The North Korean troops, sent to bolster Russian forces trying to push back a Ukrainian offensive inside Russia’s borders, have not been seen at the front for about two weeks, the officials said after requesting anonymity to discuss sensitive military and intelligence matters.
The arrival of around 11,000 North Korean troops in Russia in November caused alarm in Ukraine and among its allies in the West, who feared their deployment signaled a significant escalation in the nearly three-year-old war. But in just three months, the North Korean ranks have diminished by half, according to Gen. Oleksandr Syrsky, Ukraine’s top military commander.
Ukrainian troops who have fought against the North Koreans have described them as fierce warriors. But disorganization in their ranks and a lack of cohesion with Russian units have quickly driven up casualties, a Ukrainian official said. Since arriving on the battlefield, the North Korean soldiers have been left to fend for themselves, advancing with few armored vehicles and rarely pausing to regroup or fall back, according to Ukrainian officials and frontline troops.

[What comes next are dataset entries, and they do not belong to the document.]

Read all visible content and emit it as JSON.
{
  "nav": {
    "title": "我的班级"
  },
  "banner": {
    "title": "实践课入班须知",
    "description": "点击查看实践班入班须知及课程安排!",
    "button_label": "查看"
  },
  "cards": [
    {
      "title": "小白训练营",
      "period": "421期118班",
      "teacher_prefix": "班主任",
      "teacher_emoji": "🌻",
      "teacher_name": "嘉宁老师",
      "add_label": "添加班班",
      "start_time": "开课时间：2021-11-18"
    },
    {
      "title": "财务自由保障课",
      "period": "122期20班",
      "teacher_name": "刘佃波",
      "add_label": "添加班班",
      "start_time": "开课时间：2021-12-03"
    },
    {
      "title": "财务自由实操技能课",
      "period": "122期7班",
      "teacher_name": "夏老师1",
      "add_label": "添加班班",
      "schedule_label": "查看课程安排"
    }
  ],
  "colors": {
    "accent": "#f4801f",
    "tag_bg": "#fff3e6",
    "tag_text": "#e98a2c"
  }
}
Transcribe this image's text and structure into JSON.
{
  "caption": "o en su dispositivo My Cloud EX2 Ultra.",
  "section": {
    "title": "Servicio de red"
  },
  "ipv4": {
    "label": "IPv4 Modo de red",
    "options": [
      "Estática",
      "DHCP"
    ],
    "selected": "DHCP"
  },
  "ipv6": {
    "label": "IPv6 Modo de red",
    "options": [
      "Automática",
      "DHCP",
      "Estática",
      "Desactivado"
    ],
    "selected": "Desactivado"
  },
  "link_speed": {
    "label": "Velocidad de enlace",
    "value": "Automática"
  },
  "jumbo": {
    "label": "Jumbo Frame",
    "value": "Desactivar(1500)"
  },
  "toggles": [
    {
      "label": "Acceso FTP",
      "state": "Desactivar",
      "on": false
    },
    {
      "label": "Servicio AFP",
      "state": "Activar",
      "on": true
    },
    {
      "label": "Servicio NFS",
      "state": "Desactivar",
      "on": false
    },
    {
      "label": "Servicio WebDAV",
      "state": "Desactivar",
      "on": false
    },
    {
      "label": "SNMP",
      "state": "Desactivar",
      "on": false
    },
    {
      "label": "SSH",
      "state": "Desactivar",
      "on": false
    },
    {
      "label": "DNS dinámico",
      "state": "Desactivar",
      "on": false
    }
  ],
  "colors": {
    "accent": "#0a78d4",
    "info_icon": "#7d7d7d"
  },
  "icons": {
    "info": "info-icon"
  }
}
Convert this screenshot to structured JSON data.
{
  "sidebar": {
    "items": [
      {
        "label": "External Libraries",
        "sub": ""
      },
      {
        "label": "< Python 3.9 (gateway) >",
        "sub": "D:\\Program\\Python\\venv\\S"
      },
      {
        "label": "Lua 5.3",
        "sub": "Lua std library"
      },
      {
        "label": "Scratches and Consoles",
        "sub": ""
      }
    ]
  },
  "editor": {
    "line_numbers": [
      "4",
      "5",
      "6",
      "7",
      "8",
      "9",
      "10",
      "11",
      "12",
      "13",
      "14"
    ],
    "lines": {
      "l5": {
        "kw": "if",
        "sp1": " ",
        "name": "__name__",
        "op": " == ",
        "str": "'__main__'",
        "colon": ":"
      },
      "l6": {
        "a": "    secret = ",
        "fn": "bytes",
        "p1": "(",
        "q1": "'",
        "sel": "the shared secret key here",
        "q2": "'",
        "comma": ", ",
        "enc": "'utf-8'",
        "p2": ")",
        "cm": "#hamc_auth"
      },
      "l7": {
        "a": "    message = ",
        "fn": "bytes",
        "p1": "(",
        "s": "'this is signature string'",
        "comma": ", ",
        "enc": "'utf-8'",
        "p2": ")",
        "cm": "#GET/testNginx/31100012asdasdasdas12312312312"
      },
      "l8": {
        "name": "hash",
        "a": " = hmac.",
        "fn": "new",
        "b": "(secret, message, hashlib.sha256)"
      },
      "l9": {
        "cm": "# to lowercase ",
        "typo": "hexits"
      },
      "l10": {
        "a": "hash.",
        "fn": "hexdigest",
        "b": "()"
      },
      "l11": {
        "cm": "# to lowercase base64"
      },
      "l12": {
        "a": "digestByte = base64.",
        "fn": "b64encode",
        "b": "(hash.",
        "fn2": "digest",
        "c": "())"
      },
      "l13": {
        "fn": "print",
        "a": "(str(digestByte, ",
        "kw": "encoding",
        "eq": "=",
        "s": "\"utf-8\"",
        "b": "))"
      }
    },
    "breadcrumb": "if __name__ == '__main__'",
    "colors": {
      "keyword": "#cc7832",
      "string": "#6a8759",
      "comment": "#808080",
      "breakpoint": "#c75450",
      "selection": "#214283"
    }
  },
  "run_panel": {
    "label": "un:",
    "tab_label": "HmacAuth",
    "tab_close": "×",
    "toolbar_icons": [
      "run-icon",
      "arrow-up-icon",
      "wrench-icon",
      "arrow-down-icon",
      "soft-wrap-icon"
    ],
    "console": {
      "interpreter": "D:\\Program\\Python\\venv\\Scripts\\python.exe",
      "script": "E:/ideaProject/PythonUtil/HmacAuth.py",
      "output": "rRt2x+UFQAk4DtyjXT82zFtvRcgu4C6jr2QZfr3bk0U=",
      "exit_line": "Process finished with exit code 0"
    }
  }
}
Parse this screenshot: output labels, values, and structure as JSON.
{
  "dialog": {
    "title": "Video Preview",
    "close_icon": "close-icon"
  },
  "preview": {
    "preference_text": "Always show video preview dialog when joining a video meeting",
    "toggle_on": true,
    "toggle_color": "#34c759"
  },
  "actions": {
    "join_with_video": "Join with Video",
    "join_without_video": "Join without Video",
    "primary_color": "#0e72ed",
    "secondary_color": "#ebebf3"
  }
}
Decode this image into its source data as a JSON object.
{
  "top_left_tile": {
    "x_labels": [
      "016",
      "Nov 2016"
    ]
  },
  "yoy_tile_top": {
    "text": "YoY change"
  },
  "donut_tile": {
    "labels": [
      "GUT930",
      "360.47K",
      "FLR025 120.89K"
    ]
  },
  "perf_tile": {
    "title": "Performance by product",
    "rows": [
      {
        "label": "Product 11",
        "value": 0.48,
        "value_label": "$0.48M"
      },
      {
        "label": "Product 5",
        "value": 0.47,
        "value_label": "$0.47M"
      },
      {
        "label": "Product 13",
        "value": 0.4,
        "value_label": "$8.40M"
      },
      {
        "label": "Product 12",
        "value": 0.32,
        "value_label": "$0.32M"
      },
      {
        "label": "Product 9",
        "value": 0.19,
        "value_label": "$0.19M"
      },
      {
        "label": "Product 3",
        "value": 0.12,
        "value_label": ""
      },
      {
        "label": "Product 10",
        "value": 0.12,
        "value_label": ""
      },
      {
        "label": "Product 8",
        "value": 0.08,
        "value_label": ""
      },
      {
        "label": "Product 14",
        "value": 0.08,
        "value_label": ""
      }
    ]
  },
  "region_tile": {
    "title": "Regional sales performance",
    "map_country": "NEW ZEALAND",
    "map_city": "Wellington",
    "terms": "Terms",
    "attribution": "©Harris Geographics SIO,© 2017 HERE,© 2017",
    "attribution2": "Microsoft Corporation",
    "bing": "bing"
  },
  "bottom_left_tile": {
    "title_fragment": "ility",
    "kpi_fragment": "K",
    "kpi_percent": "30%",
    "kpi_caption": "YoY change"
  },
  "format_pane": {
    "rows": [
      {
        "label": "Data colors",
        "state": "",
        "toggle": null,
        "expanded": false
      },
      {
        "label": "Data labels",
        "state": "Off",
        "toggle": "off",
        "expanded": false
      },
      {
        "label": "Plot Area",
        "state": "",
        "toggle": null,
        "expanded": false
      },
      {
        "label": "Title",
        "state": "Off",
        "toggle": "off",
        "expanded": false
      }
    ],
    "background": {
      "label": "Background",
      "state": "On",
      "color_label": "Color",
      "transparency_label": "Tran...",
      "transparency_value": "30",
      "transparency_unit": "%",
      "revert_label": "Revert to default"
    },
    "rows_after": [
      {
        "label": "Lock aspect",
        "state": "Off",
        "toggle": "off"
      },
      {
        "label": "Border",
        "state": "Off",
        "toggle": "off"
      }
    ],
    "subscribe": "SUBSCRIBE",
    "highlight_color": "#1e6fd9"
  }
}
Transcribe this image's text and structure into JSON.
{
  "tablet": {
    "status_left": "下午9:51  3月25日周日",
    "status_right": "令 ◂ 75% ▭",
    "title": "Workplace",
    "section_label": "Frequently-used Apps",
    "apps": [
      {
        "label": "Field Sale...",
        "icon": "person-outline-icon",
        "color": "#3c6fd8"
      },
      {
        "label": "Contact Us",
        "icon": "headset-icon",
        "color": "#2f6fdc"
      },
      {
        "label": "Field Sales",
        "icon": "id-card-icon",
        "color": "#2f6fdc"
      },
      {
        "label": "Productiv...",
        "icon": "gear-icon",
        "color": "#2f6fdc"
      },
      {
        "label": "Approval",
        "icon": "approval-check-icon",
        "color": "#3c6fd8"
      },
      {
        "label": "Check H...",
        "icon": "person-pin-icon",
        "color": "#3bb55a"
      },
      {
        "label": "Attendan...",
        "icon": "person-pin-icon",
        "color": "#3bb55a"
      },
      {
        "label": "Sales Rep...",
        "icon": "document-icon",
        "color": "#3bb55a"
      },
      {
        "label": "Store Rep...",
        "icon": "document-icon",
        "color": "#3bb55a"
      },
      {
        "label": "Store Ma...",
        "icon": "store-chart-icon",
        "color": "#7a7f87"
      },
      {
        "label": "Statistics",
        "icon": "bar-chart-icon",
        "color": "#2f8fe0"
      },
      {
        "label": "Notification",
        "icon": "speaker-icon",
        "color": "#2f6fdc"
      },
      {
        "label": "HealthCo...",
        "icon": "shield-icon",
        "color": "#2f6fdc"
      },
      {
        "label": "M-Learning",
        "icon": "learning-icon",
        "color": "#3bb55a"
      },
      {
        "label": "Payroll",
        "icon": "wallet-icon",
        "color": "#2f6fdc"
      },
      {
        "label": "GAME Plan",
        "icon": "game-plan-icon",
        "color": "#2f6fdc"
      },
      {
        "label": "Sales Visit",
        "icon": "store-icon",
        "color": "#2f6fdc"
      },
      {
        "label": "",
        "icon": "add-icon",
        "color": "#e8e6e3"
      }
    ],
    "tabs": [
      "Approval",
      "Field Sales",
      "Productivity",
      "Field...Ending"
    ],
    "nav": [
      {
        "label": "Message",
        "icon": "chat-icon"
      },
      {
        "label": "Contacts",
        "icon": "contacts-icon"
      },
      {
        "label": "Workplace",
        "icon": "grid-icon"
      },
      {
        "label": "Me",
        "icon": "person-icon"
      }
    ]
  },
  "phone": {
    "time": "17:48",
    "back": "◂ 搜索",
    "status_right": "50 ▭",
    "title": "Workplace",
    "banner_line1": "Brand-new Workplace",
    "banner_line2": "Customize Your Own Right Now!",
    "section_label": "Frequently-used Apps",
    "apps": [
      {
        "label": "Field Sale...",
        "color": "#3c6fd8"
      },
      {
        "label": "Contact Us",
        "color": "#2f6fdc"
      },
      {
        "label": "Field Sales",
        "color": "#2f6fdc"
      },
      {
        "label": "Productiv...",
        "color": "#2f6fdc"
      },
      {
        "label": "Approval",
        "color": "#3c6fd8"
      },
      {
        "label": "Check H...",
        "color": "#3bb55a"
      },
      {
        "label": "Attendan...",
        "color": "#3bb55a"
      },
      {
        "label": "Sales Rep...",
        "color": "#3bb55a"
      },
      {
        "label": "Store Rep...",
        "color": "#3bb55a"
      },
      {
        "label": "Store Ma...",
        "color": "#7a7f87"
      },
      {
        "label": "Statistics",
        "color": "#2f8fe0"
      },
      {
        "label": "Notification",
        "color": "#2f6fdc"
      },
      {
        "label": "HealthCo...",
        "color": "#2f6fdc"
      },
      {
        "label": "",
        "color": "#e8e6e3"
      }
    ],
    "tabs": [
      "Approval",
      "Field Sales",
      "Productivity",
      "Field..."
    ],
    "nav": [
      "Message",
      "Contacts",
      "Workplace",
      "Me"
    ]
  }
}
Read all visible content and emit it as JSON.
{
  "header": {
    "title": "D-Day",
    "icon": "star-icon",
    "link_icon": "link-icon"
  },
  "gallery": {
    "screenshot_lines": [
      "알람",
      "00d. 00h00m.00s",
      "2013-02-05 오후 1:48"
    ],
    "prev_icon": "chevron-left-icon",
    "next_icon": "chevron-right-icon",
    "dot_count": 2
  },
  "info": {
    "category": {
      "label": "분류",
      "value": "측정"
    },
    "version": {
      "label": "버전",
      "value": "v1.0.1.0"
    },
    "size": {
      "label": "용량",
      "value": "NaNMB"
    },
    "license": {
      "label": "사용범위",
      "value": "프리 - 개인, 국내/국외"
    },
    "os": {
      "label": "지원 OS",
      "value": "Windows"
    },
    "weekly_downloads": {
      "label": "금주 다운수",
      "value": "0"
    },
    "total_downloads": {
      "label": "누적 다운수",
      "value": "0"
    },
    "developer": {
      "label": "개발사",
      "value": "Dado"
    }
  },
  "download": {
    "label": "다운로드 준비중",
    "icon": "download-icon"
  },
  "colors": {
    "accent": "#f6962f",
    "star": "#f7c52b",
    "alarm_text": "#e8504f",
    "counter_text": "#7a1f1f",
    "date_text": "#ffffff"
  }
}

Many of the soldiers are among North Korea’s best-trained special operations troops, but the Russians appear to have used them as foot soldiers, sending them forth in waves across fields studded with land mines to be mowed down by heavy Ukrainian fire.
The American officials said the decision to pull the North Korean troops off the front line may not be a permanent one. It is possible, they said, that the North Koreans could return after receiving additional training or after the Russians come up with new ways of deploying them to avoid such heavy casualties.
North Korea has also supplied Russia with millions of artillery shells, which now account for about half of the munitions that Russia fires daily, along with rockets and missiles, according to Western and Ukrainian intelligence officials. Russia has been providing North Korea with oil, food and some weapons upgrades.
Last summer, a few months before Ukraine launched its incursion into Kursk, Mr. Putin met with Mr. Kim in Pyongyang, where they restored a Cold War-era treaty of mutual defense and military cooperation between their countries.